On Friday, the 20th of March 2020, in an interview with the NBCUniversal-owned American business news channel, CNBC, the world’s largest fast-food chain operator, McDonald’s Chief Executive said that the company’s management board had decided unanimously to postpone a slated share buyback program amid rising scepticisms over the financial repercussions of coronavirus pandemic, nonetheless, the CA-based fast food chain operator had pledged to keep its dividend policy unchanged despite stiffer lockdowns in a number of US states, enforcing a mandatory shutdown of US restaurants, shopping malls and businesses.

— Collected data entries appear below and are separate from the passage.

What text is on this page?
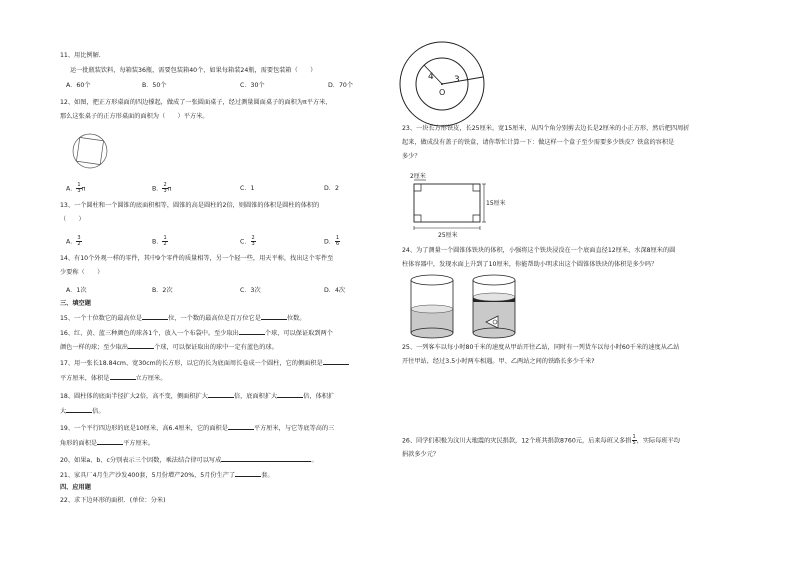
11、用比例解.
运一批瓶装饮料，每箱装36瓶，需要包装箱40个，如果每箱装24瓶，需要包装箱（　　）
A．60个	B．50个	C．30个	D．70个
12、如图，把正方形桌面的四边撑起，做成了一张圆面桌子，经过测量圆面桌子的面积为π平方米，
那么这张桌子的正方形桌面的面积为（　　）平方米。
A． $\frac{1}{3}$ π	B． $\frac{2}{3}$ π	C．1	D．2
13、一个圆柱和一个圆锥的底面积相等，圆锥的高是圆柱的2倍，则圆锥的体积是圆柱的体积的
（　　）
A． $\frac{3}{2}$	B． $\frac{1}{2}$	C． $\frac{2}{3}$	D． $\frac{1}{6}$
14、有10个外观一样的零件，其中9个零件的质量相等，另一个轻一些，用天平称，找出这个零件至
少要称（　　）
A．1次	B．2次	C．3次	D．4次
三、填空题
15、一个十位数它的最高位是	位，一个数的最高位是百万位它是	位数。
16、红、黄、蓝三种颜色的球各1个，放入一个布袋中。至少取出	个球，可以保证取到两个
颜色一样的球；至少取出	个球，可以保证取出的球中一定有蓝色的球。
17、用一张长18.84cm、宽30cm的长方形，以它的长为底面周长卷成一个圆柱，它的侧面积是
平方厘米，体积是	立方厘米。
18、圆柱体的底面半径扩大2倍，高不变，侧面积扩大	倍，底面积扩大	倍，体积扩
大	倍。
19、一个平行四边形的底是10厘米，高6.4厘米，它的面积是	平方厘米，与它等底等高的三
角形的面积是	平方厘米。
20、如果a、b、c分别表示三个因数，乘法结合律可以写成	。
21、家具厂4月生产沙发400套，5月份增产20%，5月份生产了	套。
四、应用题
22、求下边环形的面积．(单位：分米)
4 3
O
23、一块长方形铁皮，长25厘米，宽15厘米，从四个角分别剪去边长是2厘米的小正方形，然后把四周折
起来，做成没有盖子的铁盒，请你帮忙计算一下：做这样一个盒子至少需要多少铁皮？铁盒的容积是
多少？
2厘米
15厘米
25厘米
24、为了测量一个圆锥体铁块的体积，小强将这个铁块浸没在一个底面直径12厘米，水深8厘米的圆
柱体容器中，发现水面上升到了10厘米，你能帮助小明求出这个圆锥体铁块的体积是多少吗？
25、一列客车以每小时80千米的速度从甲站开往乙站，同时有一列货车以每小时60千米的速度从乙站
开往甲站，经过3.5小时两车相遇。甲、乙两站之间的铁路长多少千米?
26、同学们积极为汶川大地震的灾民捐款，12个班共捐款8760元，后来每班又多捐 $\frac{1}{5}$ ，实际每班平均
捐款多少元？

On top of that, latest McDonald’s Corp. decision to cancel its share repurchase program came forth shortly after the US state of Texas had declared a national health crisis in more than 100 years, while industry analysts said the Texas move would follow similar measures from other US States.
In point of fact, the fast-food chain, which has raised dividends for 43 straight years in a row, had announced earlier this year a quarterly cash dividend of $1.25 per common stock due on March 16th, nearly 8 per cent higher on a year-on-year basis.
Nonetheless, although McDonald’s Corp. CEO’s strident tone to pay off the dividends, it remains to be seen whether the world’s No. 1 fast food chain operator could weather a withering business outlook amid a stiffer country-wide lockdown looming on the horizon.
McDonald’s Corp. alongside Coffee house operator Starbucks had cancelled all of its in-dine services in the United States earlier this week.